The day she left town and state for college, I excitedly called my former roommate, and he left work to drive me to Best Buy on a whim.  A hundred dollars later, I had my first PDA.  Another friend bought one shortly after that, and we excitedly traded addresses and applications when we were together.  The innovation and success of Palm OS seemed like it had nowhere to go but up.  There was even a laser tag simulator that registered “shots” fired from other Palm devices at the IR port.  It began a sort of arms race, with me eventually buying a digital camera add on, then a Palm m105 to accommodate the extra memory requirements of image storage.  From there, I picked up the color m130, the wireless i705 (I bought that one refurbished, alright?) and finally the Tungsten T2 (to reward myself for getting a new job).  They were my lifeline until I picked up my first smartphone, the T-Mobile SDA.

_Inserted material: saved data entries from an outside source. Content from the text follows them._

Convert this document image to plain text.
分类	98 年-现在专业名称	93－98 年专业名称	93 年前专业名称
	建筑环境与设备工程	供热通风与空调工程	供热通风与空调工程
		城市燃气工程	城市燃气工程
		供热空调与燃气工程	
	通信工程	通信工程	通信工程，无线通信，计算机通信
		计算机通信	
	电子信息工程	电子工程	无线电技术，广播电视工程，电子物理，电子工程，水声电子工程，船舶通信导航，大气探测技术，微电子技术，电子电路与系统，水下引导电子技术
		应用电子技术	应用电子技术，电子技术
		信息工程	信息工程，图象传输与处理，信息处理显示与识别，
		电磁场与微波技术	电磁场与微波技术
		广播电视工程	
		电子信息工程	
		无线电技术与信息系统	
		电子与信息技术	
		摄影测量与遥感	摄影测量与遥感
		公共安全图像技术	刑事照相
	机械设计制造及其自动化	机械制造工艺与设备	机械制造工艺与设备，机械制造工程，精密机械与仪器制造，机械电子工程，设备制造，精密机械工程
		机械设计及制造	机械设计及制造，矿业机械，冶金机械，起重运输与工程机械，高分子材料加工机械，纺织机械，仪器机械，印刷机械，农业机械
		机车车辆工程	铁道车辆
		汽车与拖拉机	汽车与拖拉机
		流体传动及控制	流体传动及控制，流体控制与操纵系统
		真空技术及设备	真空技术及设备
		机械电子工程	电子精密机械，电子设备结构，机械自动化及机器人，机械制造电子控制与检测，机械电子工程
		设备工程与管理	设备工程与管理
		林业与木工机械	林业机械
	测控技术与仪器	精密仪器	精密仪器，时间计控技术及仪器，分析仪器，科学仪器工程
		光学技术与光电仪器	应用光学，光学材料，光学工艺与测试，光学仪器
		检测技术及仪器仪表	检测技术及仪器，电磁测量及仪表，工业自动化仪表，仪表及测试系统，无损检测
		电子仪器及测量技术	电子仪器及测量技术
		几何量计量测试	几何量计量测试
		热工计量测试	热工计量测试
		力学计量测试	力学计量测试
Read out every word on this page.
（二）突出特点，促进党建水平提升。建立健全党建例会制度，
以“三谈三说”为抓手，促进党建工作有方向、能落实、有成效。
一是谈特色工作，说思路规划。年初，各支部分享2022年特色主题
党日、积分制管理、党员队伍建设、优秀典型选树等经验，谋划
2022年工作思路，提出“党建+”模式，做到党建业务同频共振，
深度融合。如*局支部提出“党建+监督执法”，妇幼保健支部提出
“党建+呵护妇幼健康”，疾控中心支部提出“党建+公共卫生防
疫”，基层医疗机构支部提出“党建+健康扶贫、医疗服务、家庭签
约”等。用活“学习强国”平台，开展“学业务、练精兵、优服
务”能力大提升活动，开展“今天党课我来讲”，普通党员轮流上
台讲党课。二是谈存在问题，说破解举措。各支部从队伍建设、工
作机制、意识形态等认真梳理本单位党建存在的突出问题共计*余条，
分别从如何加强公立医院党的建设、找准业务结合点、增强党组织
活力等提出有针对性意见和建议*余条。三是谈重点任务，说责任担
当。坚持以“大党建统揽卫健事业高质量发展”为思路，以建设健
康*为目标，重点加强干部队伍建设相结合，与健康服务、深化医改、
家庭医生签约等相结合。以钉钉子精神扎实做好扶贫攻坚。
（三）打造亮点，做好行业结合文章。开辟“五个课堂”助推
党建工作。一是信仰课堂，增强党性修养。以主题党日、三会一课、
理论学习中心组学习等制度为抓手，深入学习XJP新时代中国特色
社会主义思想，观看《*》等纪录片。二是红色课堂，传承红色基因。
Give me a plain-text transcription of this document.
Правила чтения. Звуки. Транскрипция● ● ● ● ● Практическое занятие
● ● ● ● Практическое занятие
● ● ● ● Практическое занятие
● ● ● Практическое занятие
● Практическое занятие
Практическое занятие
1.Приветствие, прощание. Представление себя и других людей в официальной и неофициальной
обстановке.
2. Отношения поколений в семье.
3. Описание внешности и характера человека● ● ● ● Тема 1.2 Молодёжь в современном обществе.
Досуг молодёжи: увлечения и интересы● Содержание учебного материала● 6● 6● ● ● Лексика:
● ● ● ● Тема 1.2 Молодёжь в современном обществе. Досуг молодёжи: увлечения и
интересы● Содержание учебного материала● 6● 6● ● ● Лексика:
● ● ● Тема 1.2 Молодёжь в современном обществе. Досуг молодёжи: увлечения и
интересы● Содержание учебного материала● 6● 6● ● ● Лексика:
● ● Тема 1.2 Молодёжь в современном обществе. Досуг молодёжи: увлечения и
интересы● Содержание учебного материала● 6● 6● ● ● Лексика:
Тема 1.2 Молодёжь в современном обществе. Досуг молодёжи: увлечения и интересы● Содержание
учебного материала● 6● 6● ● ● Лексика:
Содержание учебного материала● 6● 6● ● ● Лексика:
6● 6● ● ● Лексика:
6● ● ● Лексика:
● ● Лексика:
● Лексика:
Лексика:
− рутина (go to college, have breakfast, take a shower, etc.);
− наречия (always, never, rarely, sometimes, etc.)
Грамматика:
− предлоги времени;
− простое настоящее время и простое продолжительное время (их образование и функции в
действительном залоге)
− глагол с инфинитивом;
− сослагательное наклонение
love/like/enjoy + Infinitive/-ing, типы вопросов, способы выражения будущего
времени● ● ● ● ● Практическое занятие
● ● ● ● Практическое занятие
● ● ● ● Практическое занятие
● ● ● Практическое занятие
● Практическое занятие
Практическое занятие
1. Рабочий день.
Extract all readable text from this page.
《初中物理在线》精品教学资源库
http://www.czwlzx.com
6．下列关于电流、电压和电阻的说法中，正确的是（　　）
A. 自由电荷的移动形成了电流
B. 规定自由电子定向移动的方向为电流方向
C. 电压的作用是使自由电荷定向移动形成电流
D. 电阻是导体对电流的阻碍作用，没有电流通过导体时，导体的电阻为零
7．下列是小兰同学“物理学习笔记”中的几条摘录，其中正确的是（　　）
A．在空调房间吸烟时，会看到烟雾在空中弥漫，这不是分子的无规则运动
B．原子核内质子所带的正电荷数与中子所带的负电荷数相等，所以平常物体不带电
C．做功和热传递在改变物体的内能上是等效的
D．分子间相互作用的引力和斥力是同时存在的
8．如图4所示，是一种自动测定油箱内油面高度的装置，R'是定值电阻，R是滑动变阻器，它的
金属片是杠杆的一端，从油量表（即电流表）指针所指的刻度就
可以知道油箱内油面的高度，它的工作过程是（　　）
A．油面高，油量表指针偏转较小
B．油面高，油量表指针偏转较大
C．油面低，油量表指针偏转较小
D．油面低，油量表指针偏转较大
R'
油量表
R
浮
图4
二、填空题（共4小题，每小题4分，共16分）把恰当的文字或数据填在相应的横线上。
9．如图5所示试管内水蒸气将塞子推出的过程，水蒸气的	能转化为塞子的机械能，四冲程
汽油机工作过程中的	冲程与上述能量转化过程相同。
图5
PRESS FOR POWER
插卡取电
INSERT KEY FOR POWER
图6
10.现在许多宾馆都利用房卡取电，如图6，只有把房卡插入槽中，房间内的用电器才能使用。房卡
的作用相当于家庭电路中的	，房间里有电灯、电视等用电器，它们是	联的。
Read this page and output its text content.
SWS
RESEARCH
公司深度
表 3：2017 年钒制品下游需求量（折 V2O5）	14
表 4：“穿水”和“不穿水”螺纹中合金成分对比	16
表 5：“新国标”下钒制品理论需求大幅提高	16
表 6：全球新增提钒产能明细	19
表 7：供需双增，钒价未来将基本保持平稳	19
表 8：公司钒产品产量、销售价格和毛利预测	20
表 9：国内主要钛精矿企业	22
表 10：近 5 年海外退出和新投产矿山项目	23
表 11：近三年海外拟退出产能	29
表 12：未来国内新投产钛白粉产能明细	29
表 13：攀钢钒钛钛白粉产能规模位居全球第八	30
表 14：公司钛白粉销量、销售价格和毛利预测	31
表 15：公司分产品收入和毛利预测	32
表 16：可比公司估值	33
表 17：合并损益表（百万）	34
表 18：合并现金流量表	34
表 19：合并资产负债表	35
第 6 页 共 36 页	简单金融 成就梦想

I don’t carry a Palm regularly anymore, but still use them around the house.  I have a used Palm V I got on eBay that functions as a universal remote.  The Tungsten is a rudimentary GPS that I have in my car for long trips.  I use Sony CLIÉ as a checkbook and an e-reader, since it has a big screen and a long battery life.  I won’t be buying a Pre, but it cheers me up to see a Palm device get hyped again, even if it runs the Linux-based webOS.

If you missed the whole Palm thing, amazingly it’s not too late.  You can pick up a Palm III, m100 or Handspring Visor Solo or Deluxe for about $30, shipped on eBay.  I prefer this style since they run on replaceable AAA batteries, so you eliminate the risk of a dead lithium-ion battery.  It offers a more “pure” Palm OS experience in black and white, and my favorite apps are still available on the web.

BigClock
Space Trader
eReader

May 29, 2009 • Posted in: Technology

One Response to “Palm OS (pre-Cobalt/6.0)”

  1. Peter Beacom - May 29, 2009

    I have fond memories of the Gaydar application on that PDA.